Aperture lets the photographer (or the camera’s exposure computer if it’s set to automatic) increase or reduce the amount of light that gets through to the sensor, thus helping determine how bright or dark the picture will be.
The camera aperture also controls the image’s depth of field.
To get a good idea of what this means, make a fist, holding it in front of your eye. Then slowly open your fist. See how everything is in focus when the opening in your hand is small? But when it’s open wide the object closest to you is sharper than the background?
A small aperture is great for taking pictures like landscapes where you want everything in focus.
An Aperture Priority setting on your camera allows you to set the aperture within the camera’s range of f-stop numbers (or called f-stop for short). These f stop numbers represent ratios meaning that the larger the f stop number, the narrower the aperture. So the larger the f-stop number on your camera, the larger the depth of field.
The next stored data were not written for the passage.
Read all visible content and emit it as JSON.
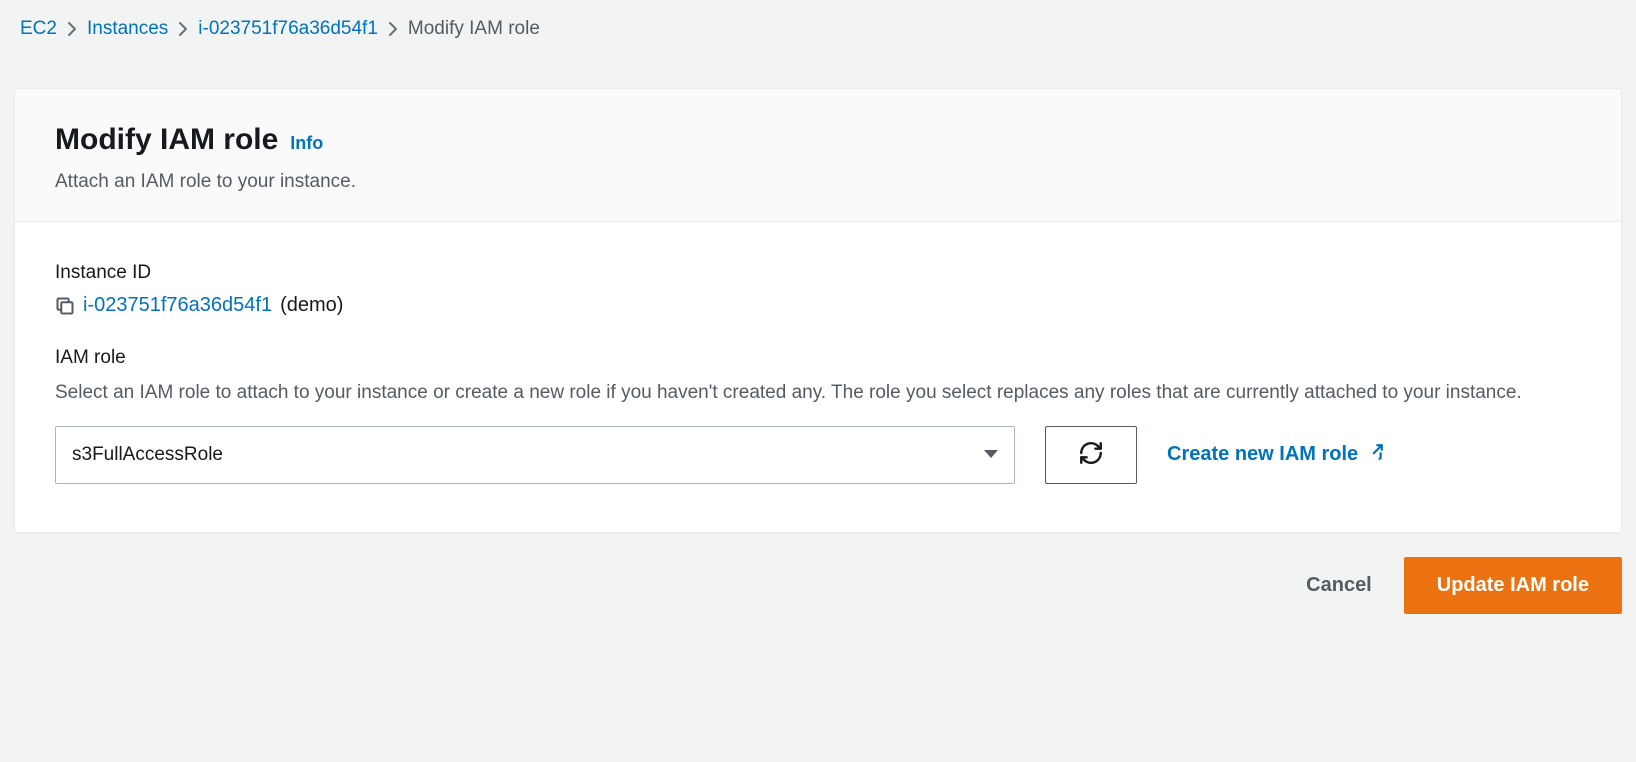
{
  "breadcrumb": {
    "items": [
      {
        "label": "EC2"
      },
      {
        "label": "Instances"
      },
      {
        "label": "i-023751f76a36d54f1"
      }
    ],
    "current": "Modify IAM role"
  },
  "header": {
    "title": "Modify IAM role",
    "info_label": "Info",
    "subtitle": "Attach an IAM role to your instance."
  },
  "instance": {
    "label": "Instance ID",
    "id": "i-023751f76a36d54f1",
    "name": "(demo)"
  },
  "iam_role": {
    "label": "IAM role",
    "description": "Select an IAM role to attach to your instance or create a new role if you haven't created any. The role you select replaces any roles that are currently attached to your instance.",
    "selected": "s3FullAccessRole",
    "create_link": "Create new IAM role"
  },
  "actions": {
    "cancel": "Cancel",
    "update": "Update IAM role"
  }
}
The reason the setting is called “priority” is that when you set the aperture, the camera adjusts the shutter speed so that the exposure is just right. In other words, in the wider scheme of exposure, the aperture setting will have priority, while shutter speed plays a supporting role.
Photography 101 – Learning About Shutter Speed
While the aperture controls how much light at one time falls on the image sensor, the shutter speed controls the length of time the camera allows in the light.
If you’ve ever seen really old pictures, you’ll notice that they are rarely smiling. Shutter speeds were so slow back then that people had to hold perfectly still for several minutes – not to mention in all those stiff clothes they wore for picture day. No wonder they looked so stern!
The shutter speeds most commonly used today are 1/500th of a second to 1/60th of a second. By using Shutter Priority, you can then choose the shutter speed (within your camera’s range) for the exact effect you want.
For shutter speeds slower than 1/60 you will probably need a tripod or other camera support because when the shutter is open that long the camera records the tiniest jiggle, causing the photo to be out of focus or outright blurry.
If you want to freeze action (like what Sports mode does), set the camera’s Shutter Priority to a fast speed. Only with this manual setting, you can be more selective. For example, a dog sitting quietly will require a shutter speed of around 1/125 in order to freeze the small twitch in the dog’s tail. On the flip side, taking pictures at a soccer game may require up to 1/500 to freeze fast moving actions.
Using manual settings like Aperture Priority and Shutter Priority give you more creative control, which means better pictures that you can display on your wall.